Адамберг поднялся и, выходя из камеры, тронул его рукой за плечо: «Ухожу, рассчитываю на тебя».
По дороге в кабинет бригадир спросил Адамберга, может ли он услышать историю про медведя. Адамберга спасло появление Трабельмана.
– Ваши впечатления? – спросил Трабельман.
– Болтливый.
– Да что вы? Надо же, а со мной говорить не пожелал. Он какой-то вялый.
– Даже слишком. Не обижайтесь, майор, такого алкоголика, как Ветийе, опасно резко лишать спиртного. Он может сдохнуть.
– Знаю, комиссар. Ему дают выпить три раза в день, когда приносят еду.
– Так утройте дозу. Поверьте, это необходимо.
– Хорошо. – Трабельман не обиделся. – Что нового вы узнали? – спросил он, садясь за свой стол.
– Он умный и добрый человек.
– Согласен. Но он алкоголик, и этим все сказано. Мужики, которые с пьяных глаз бьют жен, в трезвом виде могут быть чистыми ягнятами.
– Но у Ветийе нет уголовного прошлого. Он даже ни разу не подрался, так? Это подтвердили коллеги из Страсбурга?
– Да. Проблем у них с ним не было. Пока он не слетел с катушек. Вы что, поверили ему?
– Я его выслушал.
Адамберг передал Трабельману свой разговор с Ветийе, опустив лишь деталь с фляжкой.
– Вполне вероятно, – заключил он, – что Ветийе везли на машине, на заднем сиденье. Ему было тепло, удобно, но его тошнило.

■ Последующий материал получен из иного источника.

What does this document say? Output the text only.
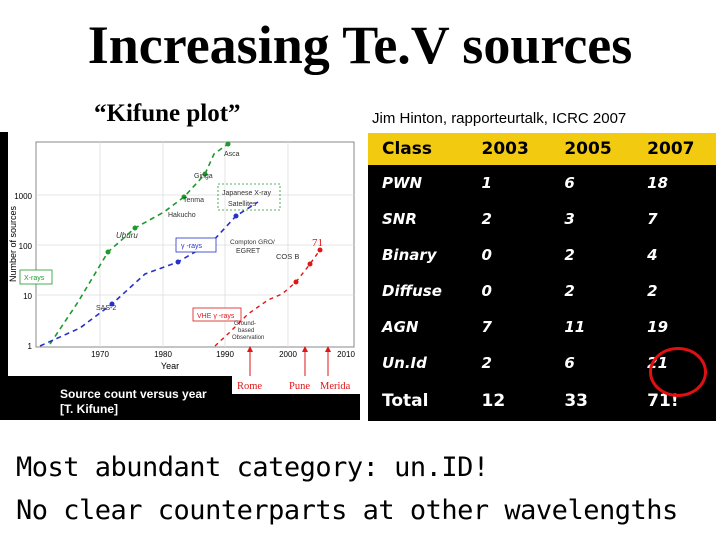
Increasing Te.V sources
“Kifune plot”	Jim Hinton, rapporteurtalk, ICRC 2007
1000
100
10
1
Number of sources
1970	1980	1990	2000	2010
Year
Asca
Ginga
Tenma
Hakucho
COS B
Japanese X-ray
Satellites
Uhuru
γ -rays
Compton GRO/
EGRET
X-rays
SAS-2
VHE γ -rays
Ground-
based
Observation
71
Rome	Pune Merida
Source count versus year
[T. Kifune]
Class	2003	2005	2007
PWN	1	6	18
SNR	2	3	7
Binary	0	2	4
Diffuse	0	2	2
AGN	7	11	19
Un.Id	2	6	21
Total	12	33	71!
Most abundant category: un.ID!
No clear counterparts at other wavelengths
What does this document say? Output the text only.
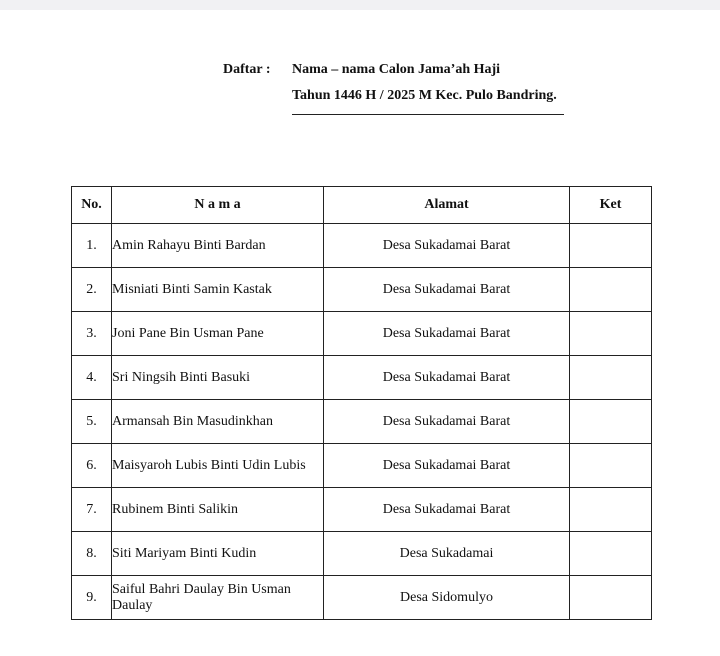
Daftar : Nama – nama Calon Jama’ah Haji
Tahun 1446 H / 2025 M Kec. Pulo Bandring.
No.	N a m a	Alamat	Ket
1.	Amin Rahayu Binti Bardan	Desa Sukadamai Barat	
2.	Misniati Binti Samin Kastak	Desa Sukadamai Barat	
3.	Joni Pane Bin Usman Pane	Desa Sukadamai Barat	
4.	Sri Ningsih Binti Basuki	Desa Sukadamai Barat	
5.	Armansah Bin Masudinkhan	Desa Sukadamai Barat	
6.	Maisyaroh Lubis Binti Udin Lubis	Desa Sukadamai Barat	
7.	Rubinem Binti Salikin	Desa Sukadamai Barat	
8.	Siti Mariyam Binti Kudin	Desa Sukadamai	
9.	Saiful Bahri Daulay Bin Usman Daulay	Desa Sidomulyo	
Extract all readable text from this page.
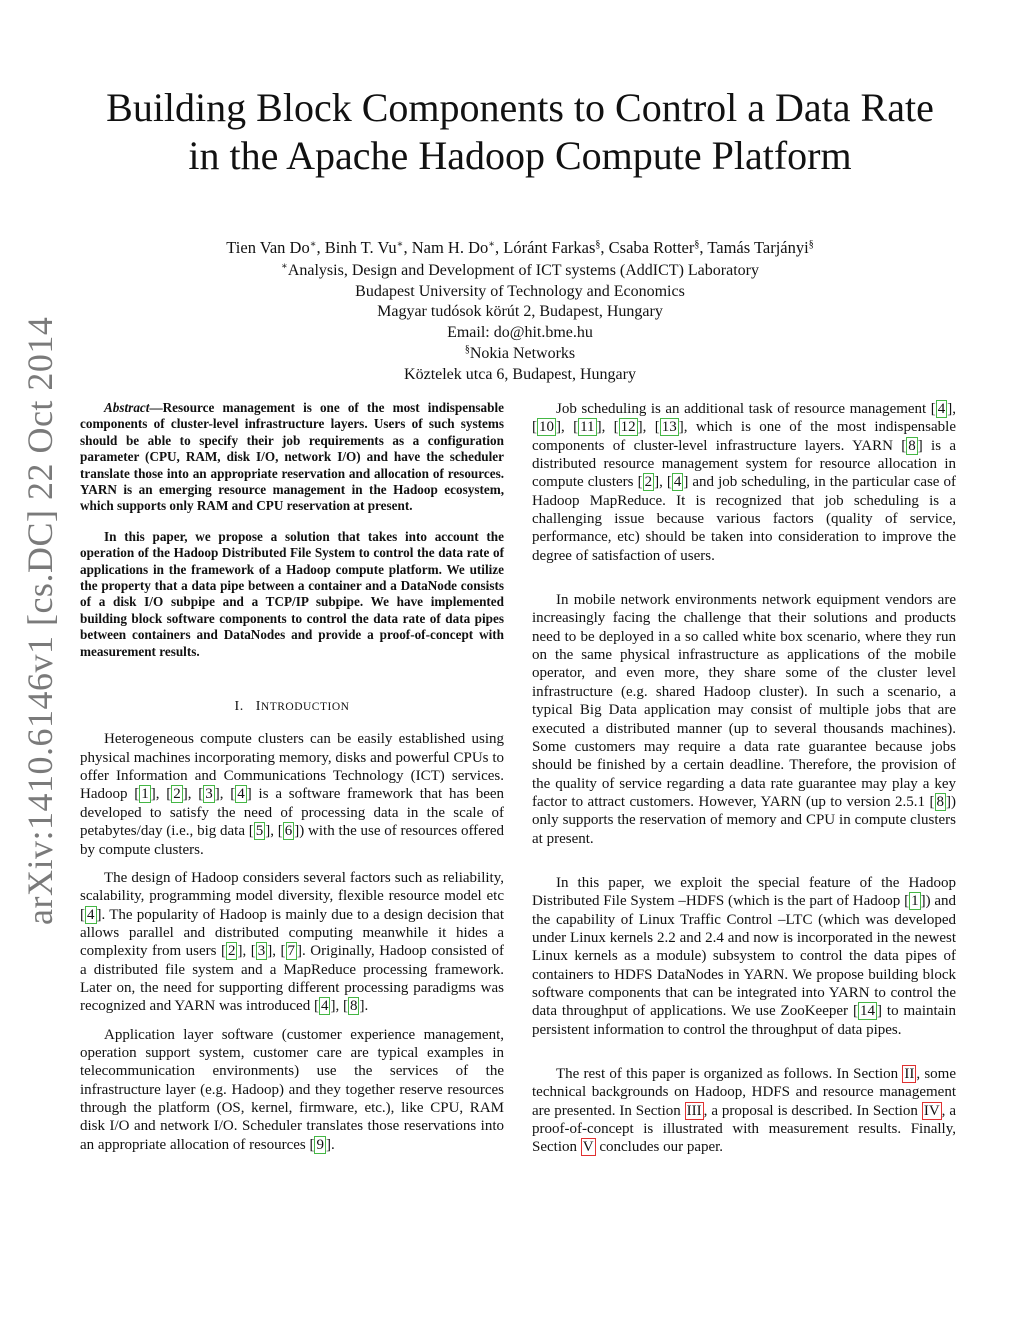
arXiv:1410.6146v1 [cs.DC] 22 Oct 2014
Building Block Components to Control a Data Rate
in the Apache Hadoop Compute Platform
Tien Van Do∗, Binh T. Vu∗, Nam H. Do∗, Lóránt Farkas§, Csaba Rotter§, Tamás Tarjányi§
∗Analysis, Design and Development of ICT systems (AddICT) Laboratory
Budapest University of Technology and Economics
Magyar tudósok körút 2, Budapest, Hungary
Email: do@hit.bme.hu
§Nokia Networks
Köztelek utca 6, Budapest, Hungary

Abstract—Resource management is one of the most indispensable components of cluster-level infrastructure layers. Users of such systems should be able to specify their job requirements as a configuration parameter (CPU, RAM, disk I/O, network I/O) and have the scheduler translate those into an appropriate reservation and allocation of resources. YARN is an emerging resource management in the Hadoop ecosystem, which supports only RAM and CPU reservation at present.

In this paper, we propose a solution that takes into account the operation of the Hadoop Distributed File System to control the data rate of applications in the framework of a Hadoop compute platform. We utilize the property that a data pipe between a container and a DataNode consists of a disk I/O subpipe and a TCP/IP subpipe. We have implemented building block software components to control the data rate of data pipes between containers and DataNodes and provide a proof-of-concept with measurement results.

I. INTRODUCTION

Heterogeneous compute clusters can be easily established using physical machines incorporating memory, disks and powerful CPUs to offer Information and Communications Technology (ICT) services. Hadoop [ 1 ], [ 2 ], [ 3 ], [ 4 ] is a software framework that has been developed to satisfy the need of processing data in the scale of petabytes/day (i.e., big data [ 5 ], [ 6 ]) with the use of resources offered by compute clusters.

The design of Hadoop considers several factors such as reliability, scalability, programming model diversity, flexible resource model etc [ 4 ]. The popularity of Hadoop is mainly due to a design decision that allows parallel and distributed computing meanwhile it hides a complexity from users [ 2 ], [ 3 ], [ 7 ]. Originally, Hadoop consisted of a distributed file system and a MapReduce processing framework. Later on, the need for supporting different processing paradigms was recognized and YARN was introduced [ 4 ], [ 8 ].

Application layer software (customer experience management, operation support system, customer care are typical examples in telecommunication environments) use the services of the infrastructure layer (e.g. Hadoop) and they together reserve resources through the platform (OS, kernel, firmware, etc.), like CPU, RAM disk I/O and network I/O. Scheduler translates those reservations into an appropriate allocation of resources [ 9 ].

Job scheduling is an additional task of resource management [ 4 ], [ 10 ], [ 11 ], [ 12 ], [ 13 ], which is one of the most indispensable components of cluster-level infrastructure layers. YARN [ 8 ] is a distributed resource management system for resource allocation in compute clusters [ 2 ], [ 4 ] and job scheduling, in the particular case of Hadoop MapReduce. It is recognized that job scheduling is a challenging issue because various factors (quality of service, performance, etc) should be taken into consideration to improve the degree of satisfaction of users.

In mobile network environments network equipment vendors are increasingly facing the challenge that their solutions and products need to be deployed in a so called white box scenario, where they run on the same physical infrastructure as applications of the mobile operator, and even more, they share some of the cluster level infrastructure (e.g. shared Hadoop cluster). In such a scenario, a typical Big Data application may consist of multiple jobs that are executed a distributed manner (up to several thousands machines). Some customers may require a data rate guarantee because jobs should be finished by a certain deadline. Therefore, the provision of the quality of service regarding a data rate guarantee may play a key factor to attract customers. However, YARN (up to version 2.5.1 [ 8 ]) only supports the reservation of memory and CPU in compute clusters at present.

In this paper, we exploit the special feature of the Hadoop Distributed File System –HDFS (which is the part of Hadoop [ 1 ]) and the capability of Linux Traffic Control –LTC (which was developed under Linux kernels 2.2 and 2.4 and now is incorporated in the newest Linux kernels as a module) subsystem to control the data pipes of containers to HDFS DataNodes in YARN. We propose building block software components that can be integrated into YARN to control the data throughput of applications. We use ZooKeeper [ 14 ] to maintain persistent information to control the throughput of data pipes.

The rest of this paper is organized as follows. In Section II , some technical backgrounds on Hadoop, HDFS and resource management are presented. In Section III , a proposal is described. In Section IV , a proof-of-concept is illustrated with measurement results. Finally, Section V concludes our paper.
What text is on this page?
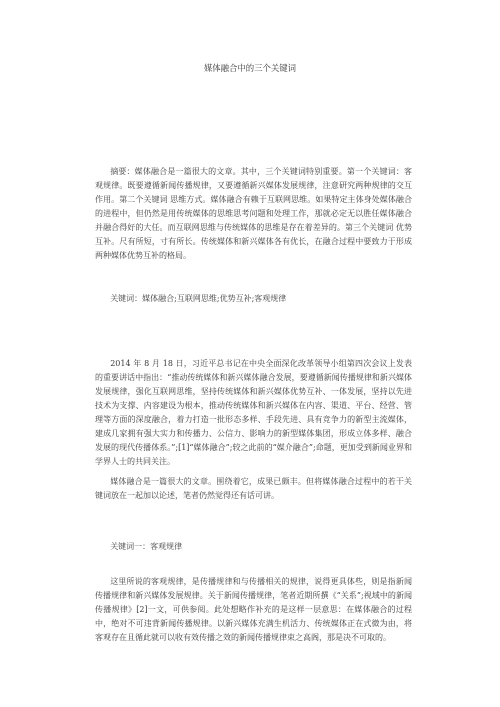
媒体融合中的三个关键词

摘要：媒体融合是一篇很大的文章。其中，三个关键词特别重要。第一个关键词：客观规律。既要遵循新闻传播规律，又要遵循新兴媒体发展规律，注意研究两种规律的交互作用。第二个关键词 思维方式。媒体融合有赖于互联网思维。如果特定主体身处媒体融合的进程中，但仍然是用传统媒体的思维思考问题和处理工作，那就必定无以胜任媒体融合并融合得好的大任。而互联网思维与传统媒体的思维是存在着差异的。第三个关键词 优势互补。尺有所短，寸有所长。传统媒体和新兴媒体各有优长，在融合过程中要致力于形成两种媒体优势互补的格局。

关键词：媒体融合;互联网思维;优势互补;客观规律

2014 年 8 月 18 日，习近平总书记在中央全面深化改革领导小组第四次会议上发表的重要讲话中指出：“推动传统媒体和新兴媒体融合发展，要遵循新闻传播规律和新兴媒体发展规律，强化互联网思维，坚持传统媒体和新兴媒体优势互补、一体发展，坚持以先进技术为支撑、内容建设为根本，推动传统媒体和新兴媒体在内容、渠道、平台、经营、管理等方面的深度融合，着力打造一批形态多样、手段先进、具有竞争力的新型主流媒体，建成几家拥有强大实力和传播力、公信力、影响力的新型媒体集团，形成立体多样、融合发展的现代传播体系。”;[1]“媒体融合”;较之此前的“媒介融合”;命题，更加受到新闻业界和学界人士的共同关注。

媒体融合是一篇很大的文章。围绕着它，成果已颇丰。但将媒体融合过程中的若干关键词放在一起加以论述，笔者仍然觉得还有话可讲。

关键词一：客观规律

这里所说的客观规律，是传播规律和与传播相关的规律，说得更具体些，则是指新闻传播规律和新兴媒体发展规律。关于新闻传播规律，笔者近期所撰《“关系”;视域中的新闻传播规律》[2]一文，可供参阅。此处想略作补充的是这样一层意思：在媒体融合的过程中，绝对不可违背新闻传播规律。以新兴媒体充满生机活力、传统媒体正在式微为由，将客观存在且循此就可以收有效传播之效的新闻传播规律束之高阁，那是决不可取的。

– И вы «домыслили» машину, поездку, водителя по «ощущению тепла»?
– Да.
– Это смешно, Адамберг. Вы похожи на парня, достающего кролика из пустого цилиндра.
– Но ведь получается!
– Может, вы думаете о другом бродяге?
– О бродяге, который пил из собственной бутылки и стаканчика. О бродяге из «бывших». О старике.
– Все равно он бродяга.
– Возможно, но не убежден.
– Скажите, комиссар, за всю вашу карьеру кому-нибудь удавалось заставить вас изменить мнение?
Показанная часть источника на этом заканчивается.